We all know the singular pleasure of poking around in a button box — the delight of handling, arranging, and admiring lovely button-things. Now imagine that box-sized pleasure magnified to the size of a shop, and you have some sense of just how great it is to be in Duttons. There is the satisfying knowledge that you have over 12,000 kinds of buttons to play with and choose from. Then there is the space of Duttons itself, with its medieval beams and wobbly floor. The shop fittings have stayed the same for forty years or more — the buttons are displayed, floor-to-ceiling, in worn, compartmentalised cardboard boxes, which you can examine on pleasing tables that pull out from the button-wall.
The sheer range of Duttons buttons is frankly amazing. There is glass and acrylic, wood and cloisonné, in an incredible array of sizes, styles and hues. And what makes some of this stock so precious, is that so much of it is discontinued. Many of the buttons sold here have their stylistic origins in the 40s and 50s and are literally at the end of the line. The nine buttons you buy for your coat or cardigan might be the last few available anywhere. Superlatives really cannot capture the sheer wonder that is Duttons. If you are lucky enough to live in West or North Yorkshire, you will also find branches in Ilkley and Harrogate.

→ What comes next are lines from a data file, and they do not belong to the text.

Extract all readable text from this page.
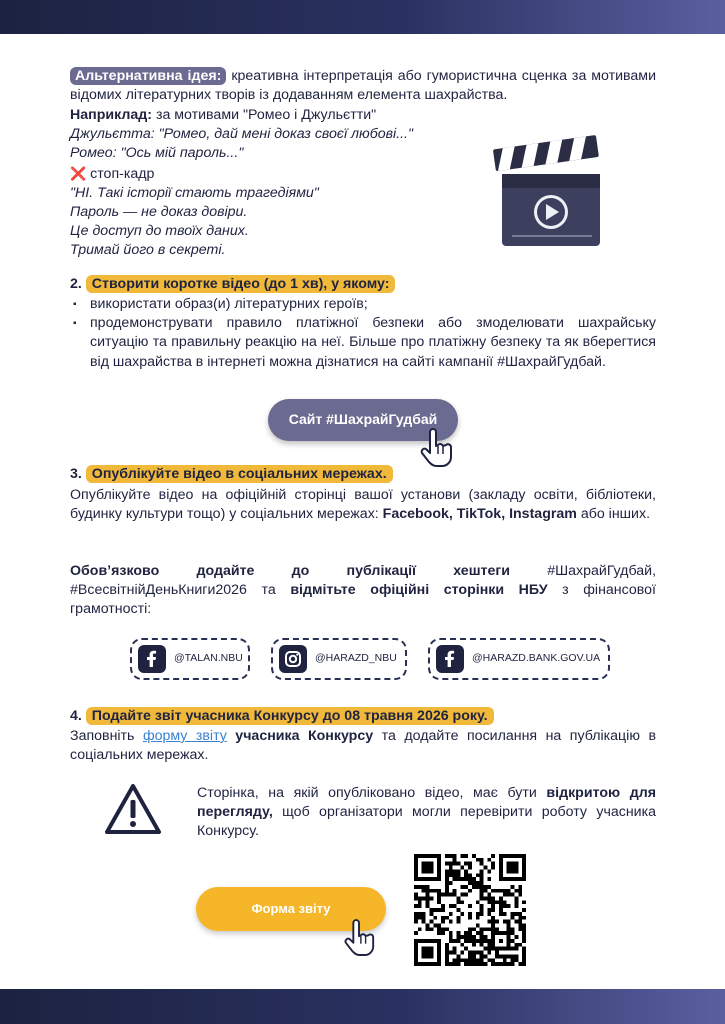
Альтернативна ідея: креативна інтерпретація або гумористична сценка за мотивами відомих літературних творів із додаванням елемента шахрайства.
Наприклад: за мотивами "Ромео і Джульєтти"
Джульєтта: "Ромео, дай мені доказ своєї любові..."
Ромео: "Ось мій пароль..."
❌ стоп-кадр
"НІ. Такі історії стають трагедіями"
Пароль — не доказ довіри.
Це доступ до твоїх даних.
Тримай його в секреті.
2. Створити коротке відео (до 1 хв), у якому:
▪ використати образ(и) літературних героїв;
▪ продемонструвати правило платіжної безпеки або змоделювати шахрайську ситуацію та правильну реакцію на неї. Більше про платіжну безпеку та як вберегтися від шахрайства в інтернеті можна дізнатися на сайті кампанії #ШахрайГудбай.
Сайт #ШахрайГудбай
3. Опублікуйте відео в соціальних мережах.
Опублікуйте відео на офіційній сторінці вашої установи (закладу освіти, бібліотеки, будинку культури тощо) у соціальних мережах: Facebook, TikTok, Instagram або інших.
Обов’язково додайте до публікації хештеги #ШахрайГудбай, #ВсесвітнійДеньКниги2026 та відмітьте офіційні сторінки НБУ з фінансової грамотності:
@TALAN.NBU	@HARAZD_NBU	@HARAZD.BANK.GOV.UA
4. Подайте звіт учасника Конкурсу до 08 травня 2026 року.
Заповніть форму звіту учасника Конкурсу та додайте посилання на публікацію в соціальних мережах.
Сторінка, на якій опубліковано відео, має бути відкритою для перегляду, щоб організатори могли перевірити роботу учасника Конкурсу.
Форма звіту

Here are some of my spoils.
Oh, and by the way, York is brilliant for many crafty things other than buttons. These include Betty’s . . .
. . . and of course, beer
. . . the subject of other posts.
And just a quick a note about the owlet – - I was very interested in your comments, and in Franklin Habit’s remarks about the same issue, to which Lucette linked. After reading both, I was filled with a militant desire to chat to mums in the street, and ask their kids to wear my sweater. Over the past few days I’ve tried this with mixed results. Unlike Franklin, the problem I discovered was not the attitude of the parents to the weird-sweater-brandishing-person (all were interested, most were helpful) but simply the age and size of the kids on offer — I’ve just not been able to find any 1 year olds! In Duttons, for example, I got chatting to a lovely mum with an equally lovely toddler, but when we matched kid up to sweater the latter turned out to be much too small. And just when I was beginning to think that, since toddlers seem to be clearly the most numerous, or at least the most publicly available size of kid, I’d better just knit another sweater, I received an email from a someone and her just-one-year-old who may well turn out to be my owlsend. Hurrah! More soon.